Build a dashboard based on freeform sentiment analysis of hotel reviews

Yuval Belfer
,
Technical Product Marketing
,
,
October 12, 2022
No items found.

Analyze large quantities of reviews in minutes using AI21 Studio

Imagine that you have a platform for hotel reservations, similar to Hotels.com. On your platform, hotel visitors can leave written reviews and an overall star rating for the hotel. These reviews allow hotel owners to gain a general understanding of guest satisfaction through their overall score, but that’s just one part of the story. The quality of the hotel experience is a combination of many factors, including the room quality, the facilities, and the staff. Ideally, the owner would like to get a clear picture of their hotel’s strengths and weaknesses so they can improve on the aspects that are lacking and highlight the aspects that visitors find positive.

To extract these insights, some hotel owners sit down from time to time and read all of the reviews that were written about their hotel. This is a tedious task - one you, as a developer, would probably want to spare your users from. What if you could create a dashboard that highlights the areas guests mention positively or negatively in their reviews? As a result, your user - in this case, the hotel owner - can get a real-time snapshot of their strengths and weaknesses with just a glance at this dashboard.

Not so long ago, you would have needed to work pretty hard to create a solution like that (for example, using several classical methods). But with large language models (LLMs), it’s really easy. You can perform this analysis with high accuracy, even with no prior knowledge of natural language processing (NLP). If that sounds appealing to you, then read on. By the end of this post, you will be able to implement this feature in your platform or product.

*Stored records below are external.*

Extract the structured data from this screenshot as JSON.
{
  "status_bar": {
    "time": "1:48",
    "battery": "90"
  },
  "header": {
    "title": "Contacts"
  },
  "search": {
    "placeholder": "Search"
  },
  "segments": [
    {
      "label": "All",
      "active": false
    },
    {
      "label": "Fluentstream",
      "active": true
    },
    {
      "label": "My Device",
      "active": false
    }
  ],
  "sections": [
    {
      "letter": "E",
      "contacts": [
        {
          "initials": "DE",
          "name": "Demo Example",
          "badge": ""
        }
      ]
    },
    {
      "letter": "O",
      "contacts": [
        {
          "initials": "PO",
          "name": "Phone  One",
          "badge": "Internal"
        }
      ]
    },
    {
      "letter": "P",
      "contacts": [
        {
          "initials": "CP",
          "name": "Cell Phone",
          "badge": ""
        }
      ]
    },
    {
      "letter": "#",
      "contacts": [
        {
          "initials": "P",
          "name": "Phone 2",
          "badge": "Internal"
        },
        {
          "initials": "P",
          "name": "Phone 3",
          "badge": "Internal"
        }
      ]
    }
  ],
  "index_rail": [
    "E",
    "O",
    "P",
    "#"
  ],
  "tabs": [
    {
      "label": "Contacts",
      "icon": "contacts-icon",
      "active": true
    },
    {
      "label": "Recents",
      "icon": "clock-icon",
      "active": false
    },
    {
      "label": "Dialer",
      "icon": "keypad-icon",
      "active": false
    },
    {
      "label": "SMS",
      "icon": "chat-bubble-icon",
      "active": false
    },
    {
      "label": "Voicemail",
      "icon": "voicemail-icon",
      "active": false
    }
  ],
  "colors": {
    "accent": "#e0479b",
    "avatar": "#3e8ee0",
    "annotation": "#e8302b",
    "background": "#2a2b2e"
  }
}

This post will walk you through the process of building an NLP-powered dashboard for a hotel, including:

  • Using an external API to gather real-world data.
  • Performing freeform combined topic extraction and sentiment analysis using Jurassic-1, part of the AI21 Studio suite of large language models.
  • Generating the output in a convenient format (JSON) so it’s easier to process.

If you are new to large language models, we recommend first reading this post.

Step 1: Collect reviews using an external API

You can find the Hotels.com API on RapidAPI. There are several endpoints to this API. We need the reviews endpoint, that returns the reviews for a given hotel, page-by-page. There are approximately 50 reviews per page. In order to retrieve all of the available reviews we will call the API while iterating through the pages. The following functions do just that:

def get_hotel_reviews_page(hotel_id, page_number):
    params = {
        "locale": "en_US", 
        "hotel_id": hotel_id, 
        "page_number": str(page_number)
    }
    headers = {
        "X-RapidAPI-Key": RAPID_API_KEY,
        "X-RapidAPI-Host": "hotels-com-provider.p.rapidapi.com"
    }
    response = requests.get(url=GET_REVIEWS_URL, headers=headers, params=params)
     
    reviews = [
        review['summary'] 
        for page_reviews in response.json()['groupReview']
        for review in page_reviews['reviews']
    ]
    return reviews


def get_hotel_reviews(hotel_id, num_pages):
    all_reviews = sum(
        [get_hotel_reviews_page(hotel_id, page_number) for page_number in range(1, num_pages + 1)],
        start=[]
    )
    return all_reviews

Note that running this function requires an API key for the reviews endpoint, which you can obtain from RapidAPI. This is not your AI21 Studio API key. There are some edge cases that this function doesn’t cover, such as requesting a page number that doesn’t exist, but we’ll set them aside for the purposes of this blog post.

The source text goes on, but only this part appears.